8 января были решены последние спорные вопросы. Великий князь узнал, что такое новгородская «соха»: «три обжи соха, а обжа — один человек на одной лошади ореть (пашет.— Ю. А.), а хто на трех лошадех и сам третей ореть, ино то соха». И вот на все «сохи Новгородской земли, во всех волостях, и на Двине, и на Заволочье, «на всяком, хто ни паши землю», была наложена одинаковая ежегодная дань —прямые денежные платежи в государственную казну: по полугривне (семь новгородских денег) на год. Тяжела ли была эта дань? На обжу высевалось три-четыре коробьи ржи и соответствующее количество овса, в среднеурожайный год она приносила валовой доход примерно в десять новгородских гривен. На соху приходилось тридцать гривен, из которых дань составляла одну шестидесятую часть. Если считать, что за вычетом расходов на потребление и семян для посева в распоряжении крестьянского хозяйства оставалось не более трети валового дохода, то и тогда размер дани не покажется слишком обременительным. Неудивительно, что смерды Новгородской земли отнюдь невыступали против новой власти, против подчинения единому Русскому государству. Но платить должны были все, в том числе и те, кто раньше был освобожден от повинностей, — и боярские ключники, и сельские старосты, и одерноватые (полные) холопы, посаженные на землю. В новом государстве стиралась разница между разрядами сельского населения. Феодальное развитие переходило на новый этап. И опять великий князь «пожаловал» отчину свою — согласился не посылать своих писцов и данщиков, а доверить сбор дани самим новгородцам, «а хто утаит хотя одну обжу... и великие князи того казнят». Последний вопрос — о Ярославовом дворе. 12 января был решен и он, разумеется так, как хотел великий князь. И список целовальный «на чем... крест целовати всему Великому Новугороду» был послан в город с дьяком Андреем Одинцом. «И отчина их тот список слышали...» Андрей Одинец должен был предъявить список во владычной палате. Затем его зачитали на вече. По-видимому, именно в этот день, 11 января 1478 года, вече собиралось в последний раз.

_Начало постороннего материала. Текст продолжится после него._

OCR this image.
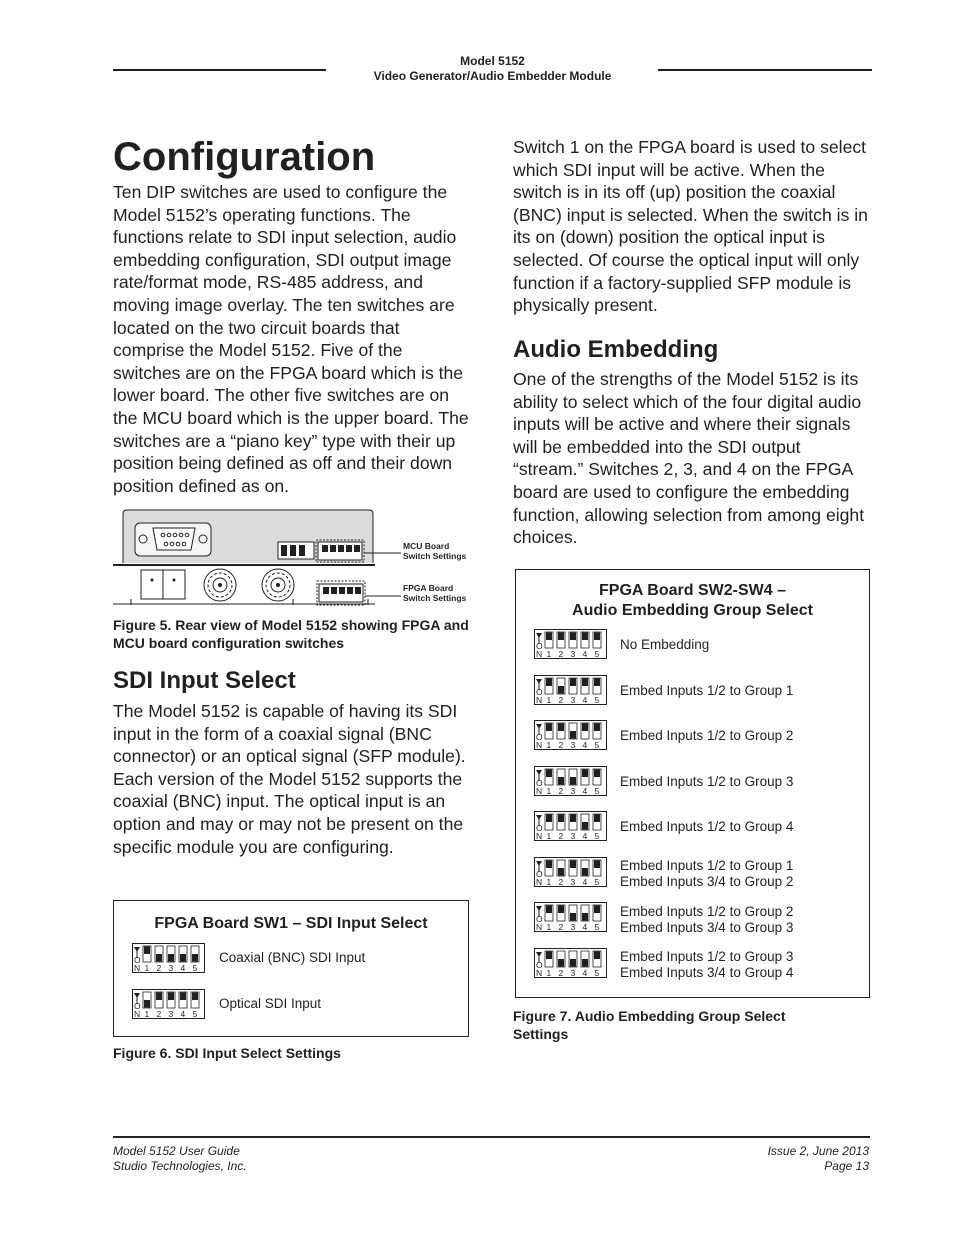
Model 5152
Video Generator/Audio Embedder Module
Configuration

Ten DIP switches are used to configure the Model 5152’s operating functions. The functions relate to SDI input selection, audio embedding configuration, SDI output image rate/format mode, RS-485 address, and moving image overlay. The ten switches are located on the two circuit boards that comprise the Model 5152. Five of the switches are on the FPGA board which is the lower board. The other five switches are on the MCU board which is the upper board. The switches are a “piano key” type with their up position being defined as off and their down position defined as on.

MCU Board
Switch Settings
FPGA Board
Switch Settings

Figure 5. Rear view of Model 5152 showing FPGA and MCU board configuration switches

SDI Input Select

The Model 5152 is capable of having its SDI input in the form of a coaxial signal (BNC connector) or an optical signal (SFP module). Each version of the Model 5152 supports the coaxial (BNC) input. The optical input is an option and may or may not be present on the specific module you are configuring.

FPGA Board SW1 – SDI Input Select
O
N 1 2 3 4 5
Coaxial (BNC) SDI Input
O
N 1 2 3 4 5
Optical SDI Input

Figure 6. SDI Input Select Settings

Switch 1 on the FPGA board is used to select which SDI input will be active. When the switch is in its off (up) position the coaxial (BNC) input is selected. When the switch is in its on (down) position the optical input is selected. Of course the optical input will only function if a factory-supplied SFP module is physically present.

Audio Embedding

One of the strengths of the Model 5152 is its ability to select which of the four digital audio inputs will be active and where their signals will be embedded into the SDI output “stream.” Switches 2, 3, and 4 on the FPGA board are used to configure the embedding function, allowing selection from among eight choices.

FPGA Board SW2-SW4 –
Audio Embedding Group Select
O
N 1 2 3 4 5
No Embedding
O
N 1 2 3 4 5
Embed Inputs 1/2 to Group 1
O
N 1 2 3 4 5
Embed Inputs 1/2 to Group 2
O
N 1 2 3 4 5
Embed Inputs 1/2 to Group 3
O
N 1 2 3 4 5
Embed Inputs 1/2 to Group 4
O
N 1 2 3 4 5
Embed Inputs 1/2 to Group 1
Embed Inputs 3/4 to Group 2
O
N 1 2 3 4 5
Embed Inputs 1/2 to Group 2
Embed Inputs 3/4 to Group 3
O
N 1 2 3 4 5
Embed Inputs 1/2 to Group 3
Embed Inputs 3/4 to Group 4

Figure 7. Audio Embedding Group Select Settings

Model 5152 User Guide
Studio Technologies, Inc.
Issue 2, June 2013
Page 13
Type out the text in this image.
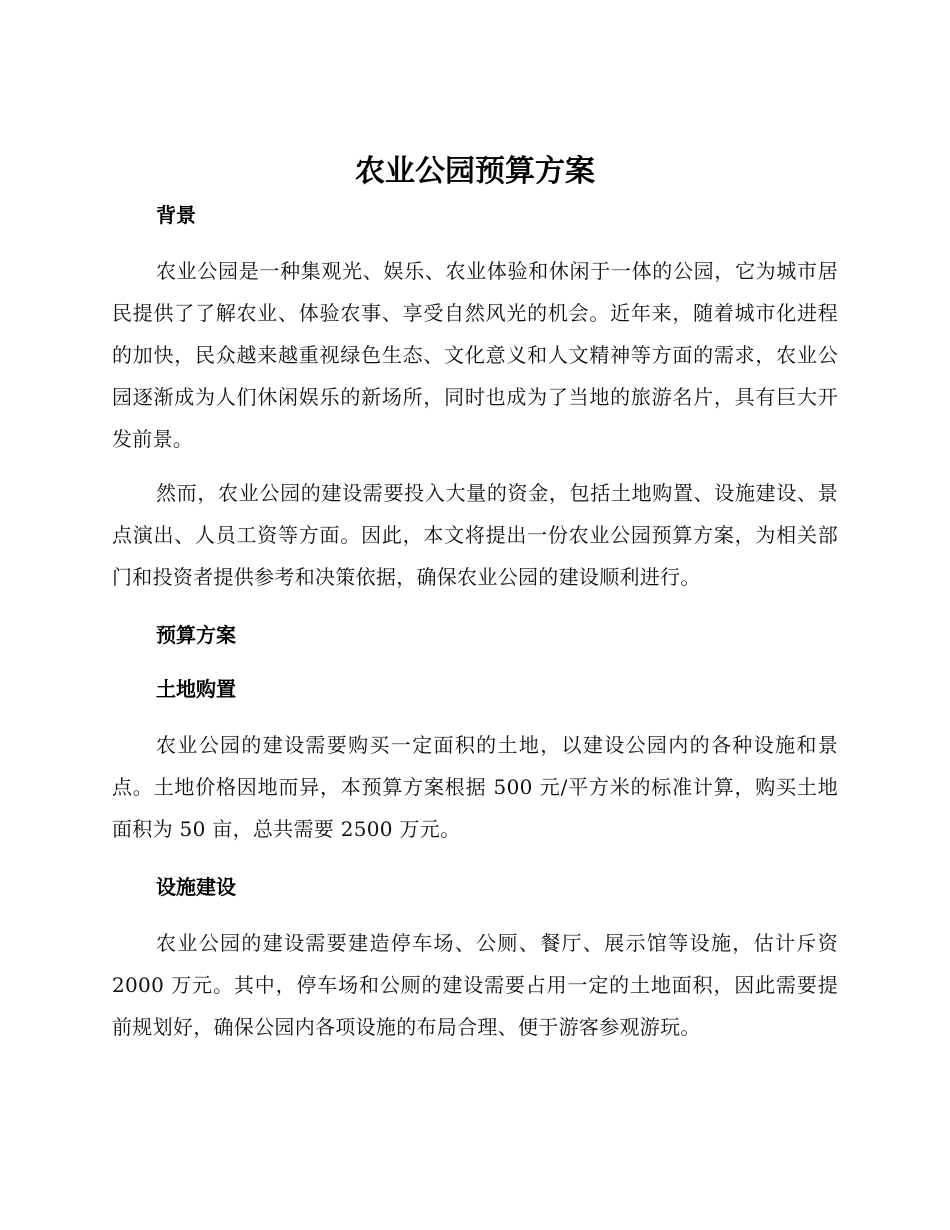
农业公园预算方案
背景

农业公园是一种集观光、娱乐、农业体验和休闲于一体的公园，它为城市居民提供了了解农业、体验农事、享受自然风光的机会。近年来，随着城市化进程的加快，民众越来越重视绿色生态、文化意义和人文精神等方面的需求，农业公园逐渐成为人们休闲娱乐的新场所，同时也成为了当地的旅游名片，具有巨大开发前景。

然而，农业公园的建设需要投入大量的资金，包括土地购置、设施建设、景点演出、人员工资等方面。因此，本文将提出一份农业公园预算方案，为相关部门和投资者提供参考和决策依据，确保农业公园的建设顺利进行。

预算方案
土地购置

农业公园的建设需要购买一定面积的土地，以建设公园内的各种设施和景点。土地价格因地而异，本预算方案根据 500 元/平方米的标准计算，购买土地面积为 50 亩，总共需要 2500 万元。

设施建设

农业公园的建设需要建造停车场、公厕、餐厅、展示馆等设施，估计斥资 2000 万元。其中，停车场和公厕的建设需要占用一定的土地面积，因此需要提前规划好，确保公园内各项设施的布局合理、便于游客参观游玩。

Запись целовальную привезли обратно на «Паозерье». Новгородский дьяк списал ее

«слово в слово» — ее должен был теперь подписать владыка «своею рукою», да и «печать свою приложити». И посадники от каждого из пяти концов тоже должны были приложить свои печати.

Через день, 13 января, владыка и бояре, житьи и купцы явились снова на «Паозерье». Целовальная грамота была уже оформлена, подписана и запечатана всеми печатями. Начался обряд крестоцелования. «Лучшие люди» принимали присягу здесь же, перед боярами великого князя.

А все Ардове новгородцы целовали крест в четверг, 15 января.

Настал последний день феодальной республики. В этот день в городе уже не собиралось вече. Князь Иван Юрьевич Патрикеев в сопровождении Федора Давыдовича Хромого, князя Ивана Стриги Оболенского и Василия и Ивана Борисовичей Тучков Морозовых явился во владычную палату. После краткого вступительного слова главы делегации на владычном дворе начали приводить ко кресту бояр и житьих, которые не были на «Паозерье». А в каждом из пяти концов великокняжеские дети боярские и дьяки приводили к целованию всех прочих. «Все целовали люди» — даже жены боярские и вдовы, даже «люди боярские» — зависимые от господ слуги.

Три дня спустя новгородские феодалы принесли особую феодальную присягу — отныне они превратились в служилых людей великого князя всея Руси. А 20 января из Новгорода в Москву помчался гонец с вестью, что великий князь «отчияу свою, Великыи Новгарод... привел в свою волю в учинился на нем государем, как и на Москве».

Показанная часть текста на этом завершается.